What's Wrong With This Picture?
In a country with a population of 1 billion and the average individual income less than $500 USD per year, it might seem sort of perverse to parade around a group of impoverished people holding expensive designer accessories and then photograph them for a fashion magazine layout. In fact, that is exactly what Vogue India did for their August 2008 issue.
Over half of India’s population lives on less than $2.00 per day. Yet, here in the glossy pages of this so-called “fashion” magazine, are images of a toothless old woman in traditional Indian dress holding an infant in a $100 Fendi bib, and an old man with holes in his dirty shirt holding a $200 Burberry umbrella.
The editor of Vogue India, one Ms. Priya “let-them-eat-gulab-jamin” Tanna was quoted in a New York Times interview saying, “You have to remember with fashion, you can’t take it that seriously. We weren’t trying to make a political statement or save the world.”

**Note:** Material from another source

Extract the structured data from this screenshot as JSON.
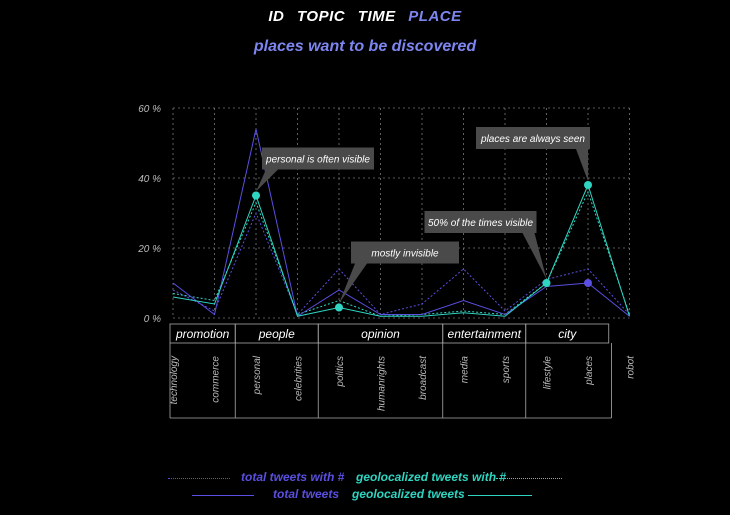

Ms. Tanna, I respectfully disagree. Welcome to the new world of Sustainable Fashion. This is precisely the kind of exploitation that has managed to rile so many fashionable people and launch a movement toward fair labor practices, ethical manufacturing, fair trade, and ecologically sound products.
Not to put the blame entirely on Vogue India, however; it seems that luxury brands are clamoring to get at the top 1/10 of Indian households which hold the majority of the country’s wealth. While millions of people sleep in filth with no access to running water, billboards and magazines full of Western status symbols taunt them, and at the same time, entice the Indian elite to own all the right logos.
Don’t get me wrong, I’m not a socialist. I don’t think everyone on earth should have the same amount of money or property or Gucci. I’m saying that, if by chance, you have been lucky enough to receive more than your fair share of this world’s luxuries, try not to humiliate and exploit the less fortunate just for the sake of “fashion”. As they say in India, that’s just bad karma.